Cedera Robertino Pugliara Jadi Pukulan Buat Persebaya

Persebaya Surabaya dipastikan kehilangan gelandang asingnya, Robertino Pugliara setelah mengalami cedera serius yakni patah tulang betis kaki kanan. Pugliara diperkirakan absen hingga akhir musim.

Cedera horor yang dialami oleh gelandang serang asal Argentina tersebut terjadi setelah ia mendapatkan tekel guntingan dari pemain Borneo FC, Wahyudi Hamisi. Sehingga Pugliara langsung ditandu keluar lapangan.

Menurut Pelatih Persebaya, Djajang Nurjaman, cedera yang menimpa Robertino menjadi pukulan bagi timnya. Mengingat eks Persipura Jayapura itu menjad yangpaling diandalkan sebagai attacking midfielder.

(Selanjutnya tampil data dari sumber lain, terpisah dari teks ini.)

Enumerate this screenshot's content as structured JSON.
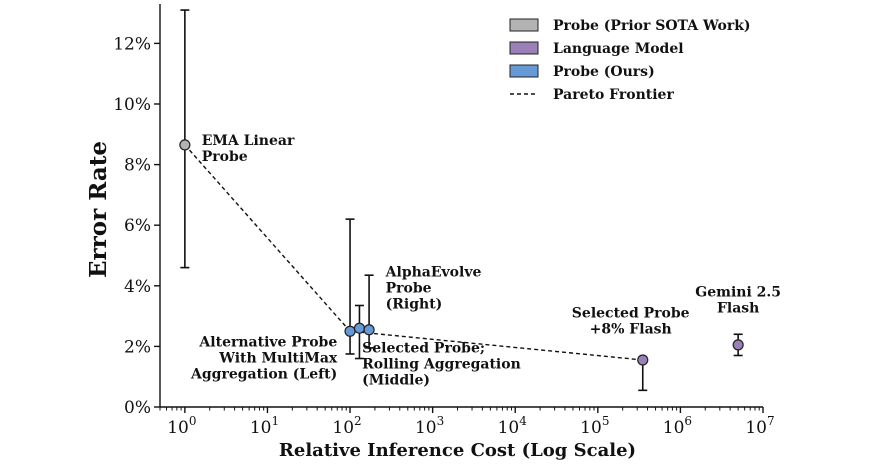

”Ini suatu pukulan buat tim Persebaya, karena tidak ada yang bisa mengganti. Kita harus gunakan pemain yang ada,” kata Djanur-sapaan akrabnya usai latihan di Stadion Gelora Bung Tomo.

Satu-satunya pemain tersisa di posisi tersebut adalah Rendi Irwan Saputra yang memang sering bergantian dengan Pugliara. Tetapi Djanur tetap menyiapkan antisipasi bila Rendi juga tidak bisa bermain.

”Sementara kita sekarang tinggal Rendi stoknya, mungkin harus merekayasa dengan memainkan pemain lain jika Rendi ada masalah,” imbuh pelatih asal Majalengka ini.

Rekayasa yang dimaksud dengan mencoba pemain lain untuk menempati posisi gelandang serang. Bisa menggunakan penyerang sayap atau posisi yang lainnya sesuai dengan kemampuan pemain.